Звягинцев снял очки и протёр их, затем водрузил обратно.
— Полагаю, вы нам подходите. У меня нет никакого потерянного ретранслятора в Москве — я просто хотел оценить степень вашей суицидальности.
— Моей, простите, чего?
— Тяги к самоубийству, проще говоря. В общем, работа для самоубийцы у нас есть. Для целой команды самоубийц, точнее. Присаживайтесь, молодой человек.
Макс опустился в кресло. Превосходно. Работа есть, и Звягинцев готов платить. Хотя присутствие Ставрицкого — не самый хороший знак.
— Слушаю внимательно, Святослав Иванович.
— Я пока не могу сказать много. Мы отправляем экспедицию, от успеха которой зависит очень многое… точнее, все. Я бы сказал, это переломный момент. В случае неудачи человечество будет влачить своё нынешнее существование и дальше. В случае успеха переселение в более тёплые края станет реальным. Представляете себе значимость события?

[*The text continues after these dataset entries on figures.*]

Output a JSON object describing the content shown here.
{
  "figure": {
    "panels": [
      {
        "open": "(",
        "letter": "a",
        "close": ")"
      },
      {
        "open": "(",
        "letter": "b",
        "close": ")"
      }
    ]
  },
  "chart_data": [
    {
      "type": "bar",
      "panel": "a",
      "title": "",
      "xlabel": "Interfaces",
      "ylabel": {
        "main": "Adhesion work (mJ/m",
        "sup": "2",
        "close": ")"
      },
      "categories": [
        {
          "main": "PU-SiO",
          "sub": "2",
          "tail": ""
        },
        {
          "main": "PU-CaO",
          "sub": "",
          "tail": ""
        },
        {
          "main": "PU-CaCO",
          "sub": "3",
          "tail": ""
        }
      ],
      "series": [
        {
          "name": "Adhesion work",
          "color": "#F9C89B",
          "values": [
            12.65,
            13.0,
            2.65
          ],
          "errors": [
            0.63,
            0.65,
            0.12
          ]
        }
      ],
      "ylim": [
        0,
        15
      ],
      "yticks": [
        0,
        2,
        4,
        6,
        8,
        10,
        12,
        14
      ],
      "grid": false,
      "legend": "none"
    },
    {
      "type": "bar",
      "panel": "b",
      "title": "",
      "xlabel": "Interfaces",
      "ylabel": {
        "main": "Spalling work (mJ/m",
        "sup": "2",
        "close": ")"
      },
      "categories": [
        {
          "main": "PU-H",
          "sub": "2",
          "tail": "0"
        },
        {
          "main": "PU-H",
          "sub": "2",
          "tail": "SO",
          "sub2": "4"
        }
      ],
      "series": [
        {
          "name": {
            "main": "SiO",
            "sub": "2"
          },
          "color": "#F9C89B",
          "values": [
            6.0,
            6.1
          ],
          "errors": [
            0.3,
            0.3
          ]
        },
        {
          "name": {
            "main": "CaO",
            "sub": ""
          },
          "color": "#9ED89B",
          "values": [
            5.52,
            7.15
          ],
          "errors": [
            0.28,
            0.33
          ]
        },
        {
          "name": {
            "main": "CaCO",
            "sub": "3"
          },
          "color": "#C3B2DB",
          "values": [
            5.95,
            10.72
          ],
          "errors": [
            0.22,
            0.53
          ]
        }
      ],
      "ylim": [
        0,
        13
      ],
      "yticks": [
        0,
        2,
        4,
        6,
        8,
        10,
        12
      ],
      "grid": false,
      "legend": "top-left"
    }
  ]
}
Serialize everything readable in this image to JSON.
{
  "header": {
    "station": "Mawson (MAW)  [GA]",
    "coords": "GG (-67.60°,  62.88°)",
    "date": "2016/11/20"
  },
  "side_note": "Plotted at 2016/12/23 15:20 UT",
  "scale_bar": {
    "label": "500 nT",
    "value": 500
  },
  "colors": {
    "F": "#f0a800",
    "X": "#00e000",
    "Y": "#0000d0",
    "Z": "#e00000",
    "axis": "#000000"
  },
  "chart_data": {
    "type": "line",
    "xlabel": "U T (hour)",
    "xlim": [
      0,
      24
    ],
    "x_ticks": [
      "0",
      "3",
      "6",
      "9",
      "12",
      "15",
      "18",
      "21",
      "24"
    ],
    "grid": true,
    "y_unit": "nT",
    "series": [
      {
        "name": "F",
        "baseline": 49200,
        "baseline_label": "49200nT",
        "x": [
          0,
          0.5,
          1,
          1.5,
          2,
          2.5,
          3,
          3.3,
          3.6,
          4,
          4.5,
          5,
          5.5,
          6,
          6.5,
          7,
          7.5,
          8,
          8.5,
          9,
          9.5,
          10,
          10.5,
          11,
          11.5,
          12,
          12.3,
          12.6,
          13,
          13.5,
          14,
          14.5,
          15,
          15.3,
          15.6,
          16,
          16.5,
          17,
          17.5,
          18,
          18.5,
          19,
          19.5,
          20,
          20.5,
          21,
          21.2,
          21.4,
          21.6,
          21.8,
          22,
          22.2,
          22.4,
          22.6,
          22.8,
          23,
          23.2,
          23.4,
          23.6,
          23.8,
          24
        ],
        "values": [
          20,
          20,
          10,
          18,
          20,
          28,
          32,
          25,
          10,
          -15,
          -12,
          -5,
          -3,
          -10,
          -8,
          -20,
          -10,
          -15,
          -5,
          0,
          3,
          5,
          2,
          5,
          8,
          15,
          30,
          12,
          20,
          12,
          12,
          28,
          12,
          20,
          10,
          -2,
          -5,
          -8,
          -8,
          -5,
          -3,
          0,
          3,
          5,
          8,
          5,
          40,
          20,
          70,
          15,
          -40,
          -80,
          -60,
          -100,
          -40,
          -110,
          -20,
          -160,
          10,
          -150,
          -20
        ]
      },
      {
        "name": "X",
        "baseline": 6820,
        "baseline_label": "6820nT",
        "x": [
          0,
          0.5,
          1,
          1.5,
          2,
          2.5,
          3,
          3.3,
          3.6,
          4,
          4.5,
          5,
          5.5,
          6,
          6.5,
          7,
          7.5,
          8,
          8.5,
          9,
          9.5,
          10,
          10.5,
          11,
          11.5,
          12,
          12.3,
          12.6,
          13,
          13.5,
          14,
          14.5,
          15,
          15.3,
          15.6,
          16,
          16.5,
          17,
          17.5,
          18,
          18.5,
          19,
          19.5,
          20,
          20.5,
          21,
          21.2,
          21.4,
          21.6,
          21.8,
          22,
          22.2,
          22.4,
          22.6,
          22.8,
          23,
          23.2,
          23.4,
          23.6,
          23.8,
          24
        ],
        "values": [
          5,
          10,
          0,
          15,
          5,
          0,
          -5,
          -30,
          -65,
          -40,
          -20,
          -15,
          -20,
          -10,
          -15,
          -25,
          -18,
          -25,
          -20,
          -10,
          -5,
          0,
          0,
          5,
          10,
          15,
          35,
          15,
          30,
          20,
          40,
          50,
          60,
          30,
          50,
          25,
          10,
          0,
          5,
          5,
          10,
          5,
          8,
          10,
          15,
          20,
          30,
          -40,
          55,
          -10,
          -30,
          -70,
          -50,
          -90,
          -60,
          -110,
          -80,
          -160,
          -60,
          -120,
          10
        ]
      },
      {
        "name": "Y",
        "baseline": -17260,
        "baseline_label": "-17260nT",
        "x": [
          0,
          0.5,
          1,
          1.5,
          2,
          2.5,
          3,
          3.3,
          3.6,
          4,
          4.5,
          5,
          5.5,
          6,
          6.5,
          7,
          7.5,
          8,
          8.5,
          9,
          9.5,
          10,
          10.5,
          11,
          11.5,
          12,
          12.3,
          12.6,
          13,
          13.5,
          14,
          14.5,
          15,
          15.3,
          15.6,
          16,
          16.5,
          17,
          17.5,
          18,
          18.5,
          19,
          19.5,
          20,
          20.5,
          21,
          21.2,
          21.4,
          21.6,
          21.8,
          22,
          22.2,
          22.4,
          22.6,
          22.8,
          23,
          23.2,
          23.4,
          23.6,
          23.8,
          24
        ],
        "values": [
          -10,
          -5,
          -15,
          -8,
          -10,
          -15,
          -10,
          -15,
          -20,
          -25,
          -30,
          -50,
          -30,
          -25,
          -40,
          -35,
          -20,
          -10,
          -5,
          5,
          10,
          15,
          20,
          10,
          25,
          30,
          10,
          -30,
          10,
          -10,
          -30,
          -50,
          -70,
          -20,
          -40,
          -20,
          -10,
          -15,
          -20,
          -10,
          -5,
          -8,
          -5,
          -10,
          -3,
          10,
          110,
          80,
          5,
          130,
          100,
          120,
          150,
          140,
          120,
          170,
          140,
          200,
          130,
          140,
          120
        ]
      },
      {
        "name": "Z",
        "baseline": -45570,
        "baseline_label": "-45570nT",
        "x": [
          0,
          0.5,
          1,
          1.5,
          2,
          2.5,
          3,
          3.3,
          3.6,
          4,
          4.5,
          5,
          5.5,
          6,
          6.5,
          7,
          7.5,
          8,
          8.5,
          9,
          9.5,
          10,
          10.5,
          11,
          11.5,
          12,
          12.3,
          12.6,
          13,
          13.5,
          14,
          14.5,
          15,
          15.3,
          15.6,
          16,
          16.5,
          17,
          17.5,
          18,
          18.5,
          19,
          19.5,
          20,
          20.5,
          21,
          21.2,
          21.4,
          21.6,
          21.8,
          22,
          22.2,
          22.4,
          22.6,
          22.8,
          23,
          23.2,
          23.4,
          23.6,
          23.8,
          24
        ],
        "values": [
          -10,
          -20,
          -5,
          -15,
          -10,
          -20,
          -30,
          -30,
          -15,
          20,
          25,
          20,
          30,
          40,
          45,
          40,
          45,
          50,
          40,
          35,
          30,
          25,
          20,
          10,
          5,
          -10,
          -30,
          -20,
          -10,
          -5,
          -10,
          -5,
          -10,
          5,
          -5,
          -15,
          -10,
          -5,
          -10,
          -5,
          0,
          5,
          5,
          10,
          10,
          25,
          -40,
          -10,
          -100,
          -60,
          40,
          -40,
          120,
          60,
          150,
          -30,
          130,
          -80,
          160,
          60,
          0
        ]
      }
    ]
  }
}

— Вполне. Ещё я представляю себе, как обрадуются такому переселению алчущие.
Скепсис Макса вызвал на лице старого учёного самодовольную улыбку:
— Вот именно. Цель экспедиции — найти средство борьбы с ними. Мы уже давно готовились к ней, но только сегодня получили точные координаты лаборатории, где это средство было разработано восемьдесят лет назад.
— Документы… Шифровка в прозрачной папке! — осенило Макса, — так вот из-за чего был весь этот сыр-бор…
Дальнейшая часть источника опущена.